Print version ISSN 1519-9479

Cogito vol.14  Salvador Nov. 2013

 

Nostalgia, de Andrei Tarkovski

 

Nostalgia, by Andrei Tarkovski

 

 

Anna Amélia de Faria*

Escola Bahiana de Medicina e Saúde Pública

 

 


RESUMO

Nostalgia, nome do filme de Andrei Tarkovski, dedicado à sua mãe, conta a história de exílios e impedimentos políticos, questões ligadas às tantas impossibilidades de estar na vida e nos lugares, demonstrando, ao mesmo tempo, que estamos sempre em poder das lembranças que, muitas vezes, norteiam as nossas rotas.

Palavras-chave: psicanálise; cinema; memória.


ABSTRACT

Nostalgia, movie's name of Andrei Tarkovsky, dedicated to her mother, tells the story of exiles and political impediments, issues to be so many impossibilities in life and in places, demonstrating at the same time, we are always in the possession of memories that often guide our routes.

Keywords: Psychoanalysis, cinema; memory.


 

 

A psicanálise transita entre inúmeras histórias, das singulares inventadas, inventariadas nos consultórios, às histórias extensivas ligadas aos mitos e outras formas de ficção; narrativas, por vezes, repetidas em diferença. Trago aqui a resenha da história fílmica do diretor russo Andrei Tarkovski, escrita para a revista virtual Só Cinema.

Como se contar uma história. Para nós falantes do português, a palavra nostalgia é aparentada do sentimento evocado pela palavra saudade. De certo modo, Nostalgia alinha-se, devido ao sentimento de exílio, à saudade de algo. No filme, o protagonista, personagem do poeta Andrei, em terra italiana, diz: “Não desejo mais nada que seja só para mim”,, declaração assemelhada a uma aspiração religiosa. Questões religiosas e de fé atravessam a narrativa fílmica e se assemelham à anterioridade de três outros valores coletivos: língua, terra, mãe (Andrei Tarkovski dedicou o filme, lançado em 1983, à sua mãe, quando saiu da Rússia); há espaço e importância da língua materna em dois significativos momentos da história: na lembrança da canção infantil e na história contada à menina Ângela.
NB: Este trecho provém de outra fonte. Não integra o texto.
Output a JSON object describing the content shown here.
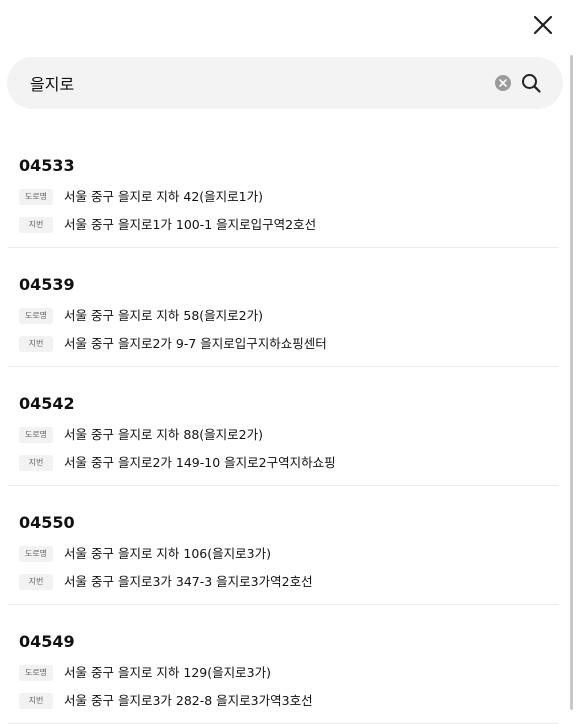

A língua materna aparece como uma espécie de trama e paisagem afetiva, constitutiva da memória e de si, atando e fixando o exilado em uma solidão continental. Lembro dos Kaiowá, suicidados pelo Estado, por necessitarem existir em suas terras.

Folhosos...

...o homônimo do diretor é um Andrei que está na Itália para escrever a biografia de outro russo, o músico Pavel Sosnovsky, que viveu naquela localidade italiana em desterro.

Águas ...

Filme de água com seus reflexos, de solidão, de ruínas e penumbras. Para Andrei, não há tempo para um novo amor, reclamado por Eugênia, a intérprete de cabelos em cascata, que se irrita, chora, vai para Roma. Em diferentes tempos e motivos, no filme todos choram.

Chove na casa do louco que trancou a família durante sete anos, querendo salvá-la do fim do mundo. Ambos formam um, 1 + 1 = 1, estão presos ao passado, nostálgicos, metafísicos, pois a terra sob seus pés não os abraça e nem os contém. São retidos noutro tempo.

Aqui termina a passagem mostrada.